- Directed by: Andrew Rossi
- Produced by: Gregory P. Heyman Charles Marquardt Kate Novack
- Starring: Sirio Maccioni Woody Allen Tony Bennett Billy Joel Donald Trump Melania Trump Mario Maccioni Marco Maccioni Mauro Maccioni Egidiana Maccioni Soon Yi Previn Bill Cosby Joan Collins Robert De Niro
- Cinematography: Andrew Rossi
- Edited by: Charles Marquardt Jim Mol Andrew Rossi
- Music by: Stephen O'Reilly
- Distributed by: HBO
- Release date: April 11, 2007 (Full Frame Film Festival);
- Running time: 78 minutes
- Country: United States
- Language: English

= Le Cirque: A Table in Heaven =

Le Cirque: A Table In Heaven is a 2007 American documentary film directed by Andrew Rossi about the reopening of the Le Cirque restaurant in New York City. Before being released by HBO, the film premiered at the 2007 Full Frame Film Festival and went on to play at the 2007 Hamptons Film Festival, the 2008 Berlin International Film Festival, and the 2008 Sarasota Film Festival, among others.

==Critical reception==
SFGate said "The squabbling among a family of restaurateurs may not amount to a hill of haricots verts in the greater scheme of things. Yet the real appeal of Rossi's film, in the end, isn't so much whether Le Cirque rises or falls but rather the story of a father trying nobly to hold on to his traditions against inevitability. That makes "Le Cirque: A Table in Heaven" appealing to every taste."

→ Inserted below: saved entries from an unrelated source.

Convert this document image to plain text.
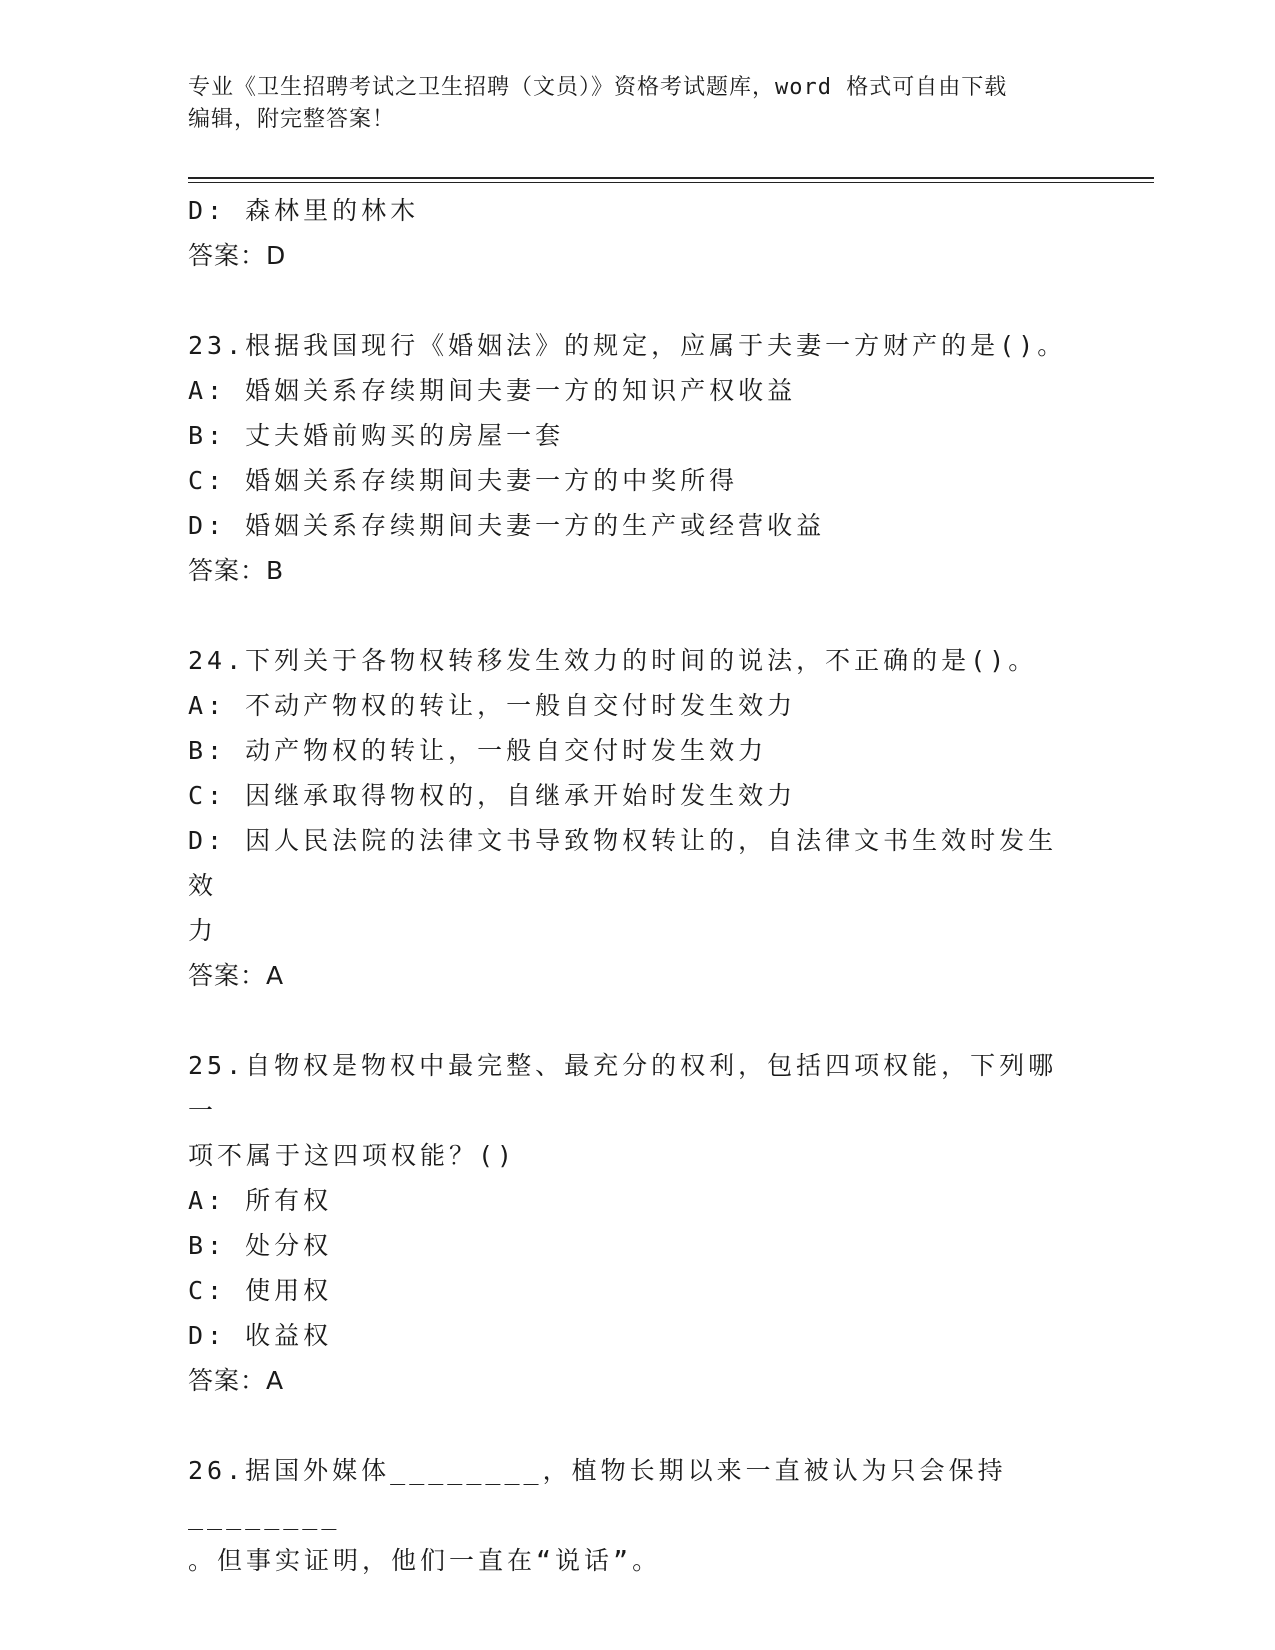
专业《卫生招聘考试之卫生招聘（文员）》资格考试题库，word 格式可自由下载
编辑，附完整答案！
D: 森林里的林木
答案：D
23.根据我国现行《婚姻法》的规定，应属于夫妻一方财产的是()。
A: 婚姻关系存续期间夫妻一方的知识产权收益
B: 丈夫婚前购买的房屋一套
C: 婚姻关系存续期间夫妻一方的中奖所得
D: 婚姻关系存续期间夫妻一方的生产或经营收益
答案：B
24.下列关于各物权转移发生效力的时间的说法，不正确的是()。
A: 不动产物权的转让，一般自交付时发生效力
B: 动产物权的转让，一般自交付时发生效力
C: 因继承取得物权的，自继承开始时发生效力
D: 因人民法院的法律文书导致物权转让的，自法律文书生效时发生效
力
答案：A
25.自物权是物权中最完整、最充分的权利，包括四项权能，下列哪一
项不属于这四项权能？()
A: 所有权
B: 处分权
C: 使用权
D: 收益权
答案：A
26.据国外媒体________，植物长期以来一直被认为只会保持________
。但事实证明，他们一直在“说话”。
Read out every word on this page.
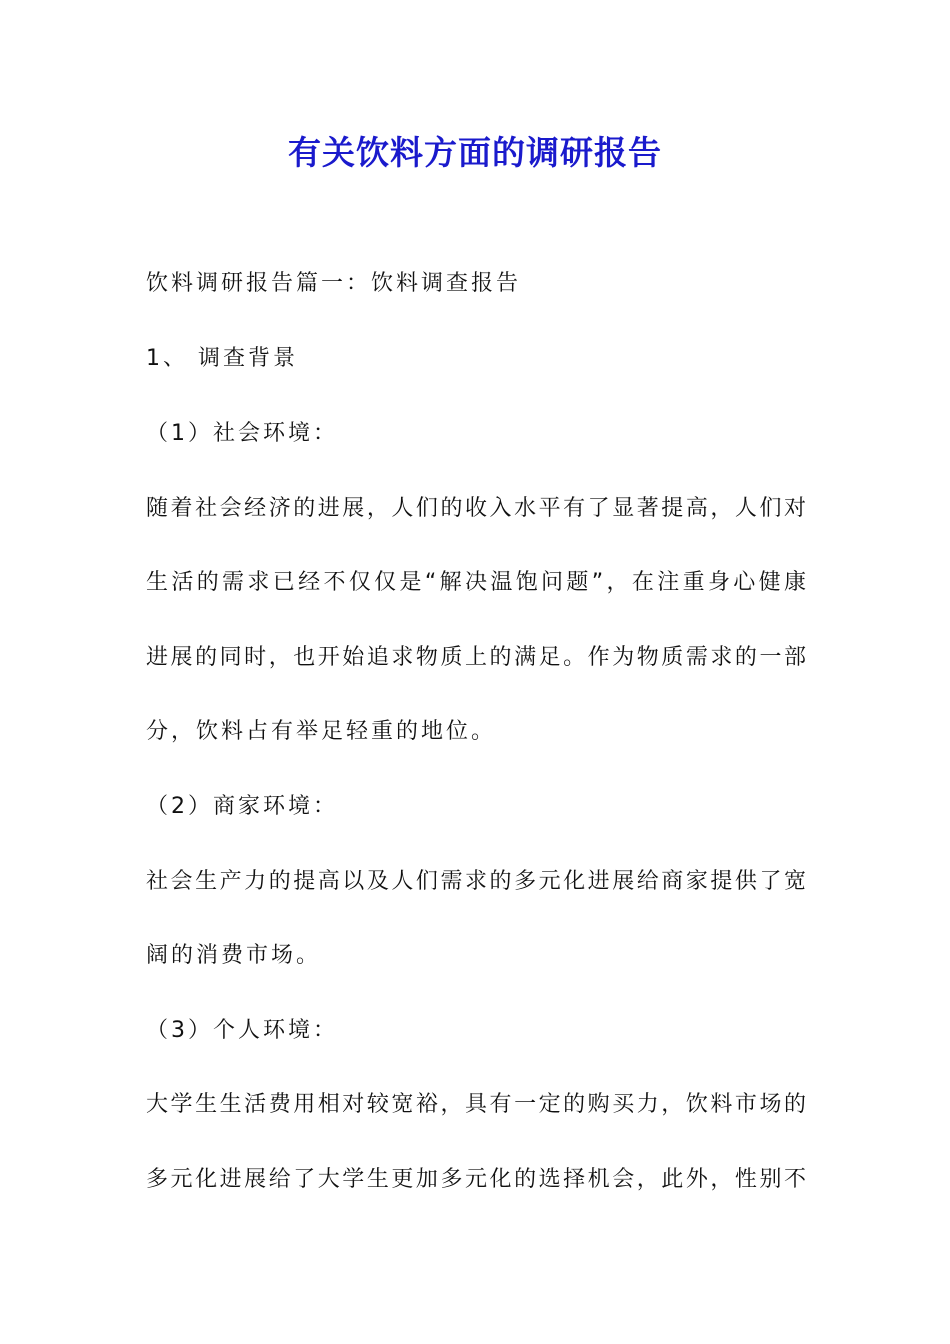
有关饮料方面的调研报告
饮料调研报告篇一：饮料调查报告
1、 调查背景
（1）社会环境：
随着社会经济的进展，人们的收入水平有了显著提高，人们对
生活的需求已经不仅仅是“解决温饱问题”，在注重身心健康
进展的同时，也开始追求物质上的满足。作为物质需求的一部
分，饮料占有举足轻重的地位。
（2）商家环境：
社会生产力的提高以及人们需求的多元化进展给商家提供了宽
阔的消费市场。
（3）个人环境：
大学生生活费用相对较宽裕，具有一定的购买力，饮料市场的
多元化进展给了大学生更加多元化的选择机会，此外，性别不
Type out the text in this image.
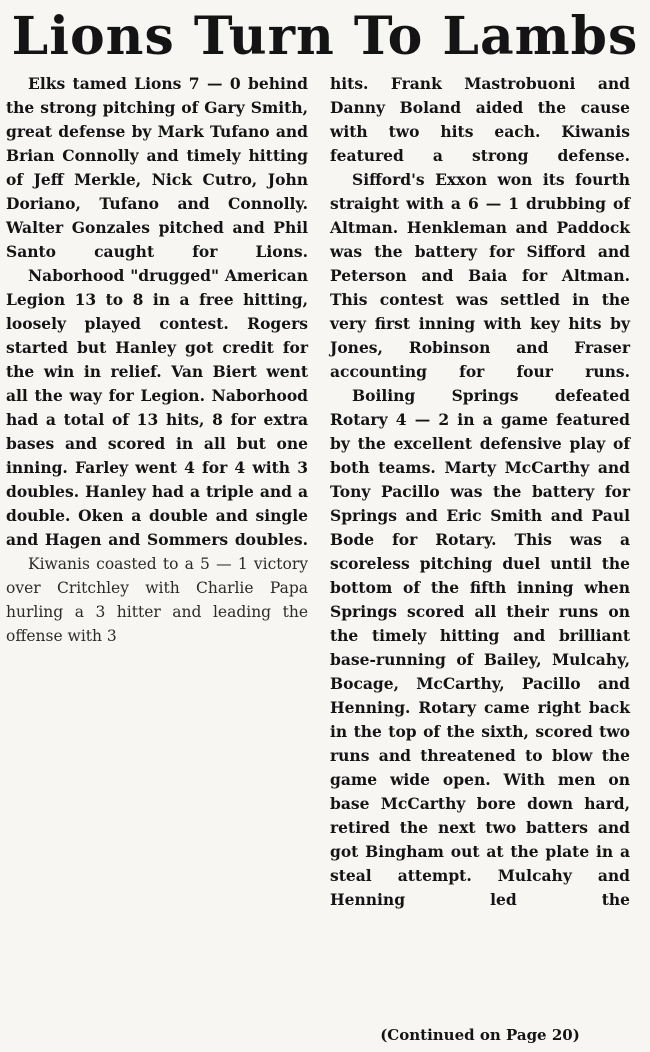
Lions Turn To Lambs

Elks tamed Lions 7 — 0 behind the strong pitching of Gary Smith, great defense by Mark Tufano and Brian Connolly and timely hitting of Jeff Merkle, Nick Cutro, John Doriano, Tufano and Connolly. Walter Gonzales pitched and Phil Santo caught for Lions.

Naborhood "drugged" American Legion 13 to 8 in a free hitting, loosely played contest. Rogers started but Hanley got credit for the win in relief. Van Biert went all the way for Legion. Naborhood had a total of 13 hits, 8 for extra bases and scored in all but one inning. Farley went 4 for 4 with 3 doubles. Hanley had a triple and a double. Oken a double and single and Hagen and Sommers doubles.

Kiwanis coasted to a 5 — 1 victory over Critchley with Charlie Papa hurling a 3 hitter and leading the offense with 3

hits. Frank Mastrobuoni and Danny Boland aided the cause with two hits each. Kiwanis featured a strong defense.

Sifford's Exxon won its fourth straight with a 6 — 1 drubbing of Altman. Henkleman and Paddock was the battery for Sifford and Peterson and Baia for Altman. This contest was settled in the very first inning with key hits by Jones, Robinson and Fraser accounting for four runs.

Boiling Springs defeated Rotary 4 — 2 in a game featured by the excellent defensive play of both teams. Marty McCarthy and Tony Pacillo was the battery for Springs and Eric Smith and Paul Bode for Rotary. This was a scoreless pitching duel until the bottom of the fifth inning when Springs scored all their runs on the timely hitting and brilliant base-running of Bailey, Mulcahy, Bocage, McCarthy, Pacillo and Henning. Rotary came right back in the top of the sixth, scored two runs and threatened to blow the game wide open. With men on base McCarthy bore down hard, retired the next two batters and got Bingham out at the plate in a steal attempt. Mulcahy and Henning led the

(Continued on Page 20)
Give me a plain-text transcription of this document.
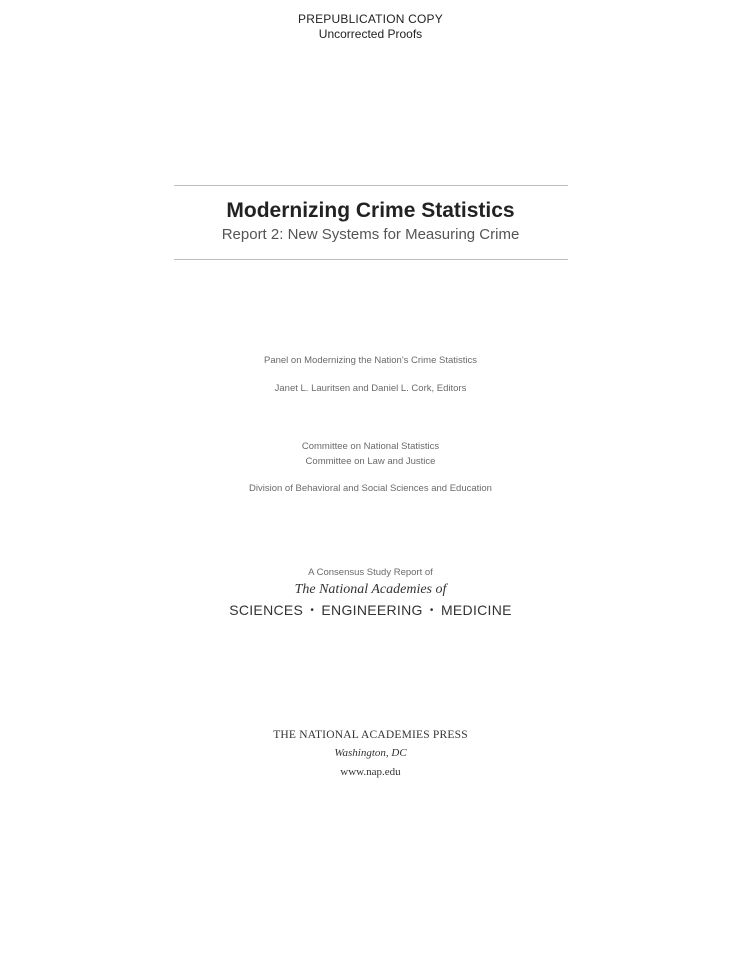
PREPUBLICATION COPY
Uncorrected Proofs
Modernizing Crime Statistics
Report 2: New Systems for Measuring Crime
Panel on Modernizing the Nation's Crime Statistics
Janet L. Lauritsen and Daniel L. Cork, Editors
Committee on National Statistics
Committee on Law and Justice
Division of Behavioral and Social Sciences and Education
A Consensus Study Report of
The National Academies of
SCIENCES • ENGINEERING • MEDICINE
THE NATIONAL ACADEMIES PRESS
Washington, DC
www.nap.edu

Variety wrote "Director Andrew Rossi assembles the story as if building a puzzle in quadrants, suggesting each section is just as important as the next. The story does not turn dramatic until conflicts arise over the new Le Cirque, and even those are hardly life-shattering.

It currently boasts a 6.6/10 rating on IMDb.